By Dr Thulasizwe Mkhabela
JOHANNESBURG – It has been a month since the declaration of Covid-19 as a pandemic and as South Africa is in the midst of the 21-day national lockdown. The number of confirmed Covid-19 cases has now surpassed 1600 with 12 confirmed deaths at the time of writing this article.
South Africa has received accolades on its handling of the situation from renowned bodies such as the World Health Organisation and the British Broadcasting Corporation.
The agri-food sector, (farming community, largely, and the government have given the assurance that the country is doing all that could be done and all endeavours will continue to be undertaken to ensure adequate food supplies during the Covid- 19 pandemic and the ensuing lockdown.
However, there is the ever-present real threat that, although sufficient food supplies may be available at the national level, access to food may become extremely difficult for some. The most vulnerable are the poor, especially in remote rural areas in the country.
There is now consensus that there will be a high human toll because of the pandemic, despite the gallant efforts that South Africa has expended. The ongoing closures and lockdown have created logistical bottlenecks that reverberate and permeate throughout the long value chains in the economy. The curfew, coupled with the basic risk aversion behaviour by workers may make farming for farmers and food processing by agro-processors very difficult.
This situation could be exacerbated by the likely shortage of inputs, especially imported ones, such as fertilizers, animal feed and veterinary supplies and agro-chemicals, thereby adversely affecting agricultural production during the lockdown and beyond.
Furthermore, the closure of restaurants, schools (feeding schemes), farmers’ and fresh produce markets and reduced grocery shopping have reduced the demand for fresh produce and other perishables.
In turn, the declining demand for fresh produce is adversely affecting farmers and suppliers businesses with long-term consequences and smallholder farmers are hardest hit.
The agricultural sector is in a precarious situation due to its backward and forward linkages with other sectors in the economy. Thus, the South African agricultural sector will suffer from the so-called contagious effect in that what happens to other sectors of the economy will have a bearing on the agricultural sector. For example, the vast majority of the working class live from pay cheque to pay cheque and many of them will have their livelihoods affected by the coronavirus pandemic.
Either a number of workers will be retrenched or have their salaries cut as most employers feel the squeeze from the pandemic’s restricted business environment.

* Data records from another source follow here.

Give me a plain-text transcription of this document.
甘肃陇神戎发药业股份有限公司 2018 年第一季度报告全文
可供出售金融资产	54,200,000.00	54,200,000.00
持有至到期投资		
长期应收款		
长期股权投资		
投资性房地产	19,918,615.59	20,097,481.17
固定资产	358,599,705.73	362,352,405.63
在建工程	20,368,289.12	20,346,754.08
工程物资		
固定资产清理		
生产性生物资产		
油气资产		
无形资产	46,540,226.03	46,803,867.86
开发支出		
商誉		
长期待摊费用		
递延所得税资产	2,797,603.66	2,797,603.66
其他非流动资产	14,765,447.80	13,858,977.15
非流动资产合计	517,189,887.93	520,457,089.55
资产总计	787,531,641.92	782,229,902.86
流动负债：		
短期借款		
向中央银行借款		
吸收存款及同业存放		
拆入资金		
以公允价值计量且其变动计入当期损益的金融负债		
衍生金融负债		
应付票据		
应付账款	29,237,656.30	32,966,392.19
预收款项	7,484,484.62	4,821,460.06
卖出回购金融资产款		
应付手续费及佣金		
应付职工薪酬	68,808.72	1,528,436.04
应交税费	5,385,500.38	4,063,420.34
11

This will mean that the purchasing power of many families will be negatively affected leading to reduced expenditure on even essential goods, including food. The effect of the reduced buying power will be felt by farmers and food processors through reduced demand for food and other related items.
The contagion effects of the pandemic will ricochet through the economy and push more people deeper into poverty and food insecurity. In turn, this will increase the pressure on the already over-burdened social protection system with increased demand for social grants and food parcels.
The latter would be beneficial to the agricultural sector because it would increase the demand for agricultural products thus providing markets for farmers.
Other countries have successfully used the notion of food parcels and/or food stamps to ensure the survival of their farming community in times of distress and there is no reason why South Africa cannot use a similar approach.
This is one possible policy intervention that South Africa can adopt to support the resilience of the agricultural sector and ensure that transformational programmes such as the land reform programme are not undermined unwittingly by the Covid-19 pandemic.
Other policy recommendations include, but are not limited to:
Strengthening information for knowledge generation and evidence-based policy making through greater investments in the collection and analysis across the entire food system in order to design better and well-targeted interventions. The availability of accurate and real-time data is indispensable to good policy making and would assist even with better targeting the recently announced R1.4 billion stimulus package for agriculture.
Linking social protection with food security initiatives can also assist greatly in dealing food security issues that might emanate during and in the aftermath of a pandemic. South Africa can learn from countries that have done this successfully and Lesotho provides an example closer to home.
Repeated assurances from the government and the private sector on the availability of food supplies are necessary in order to reduce uncertainty and allow producers, consumers, traders, and processors to make informed decisions thereby restraining unnecessary panic behaviour in the markets.
There is no doubt that the agricultural sector and the economy, at large, have not been here before and the road that lies ahead will be hard and treacherous.
The Covid-19 pandemic requires all hands on deck in order to ensure that the South African economy bounces back stronger than before. The pandemic could not have come at a worst time to South Africa with the economy on its knees and buffeted from all sides with bad news such as the recent economic downgrades.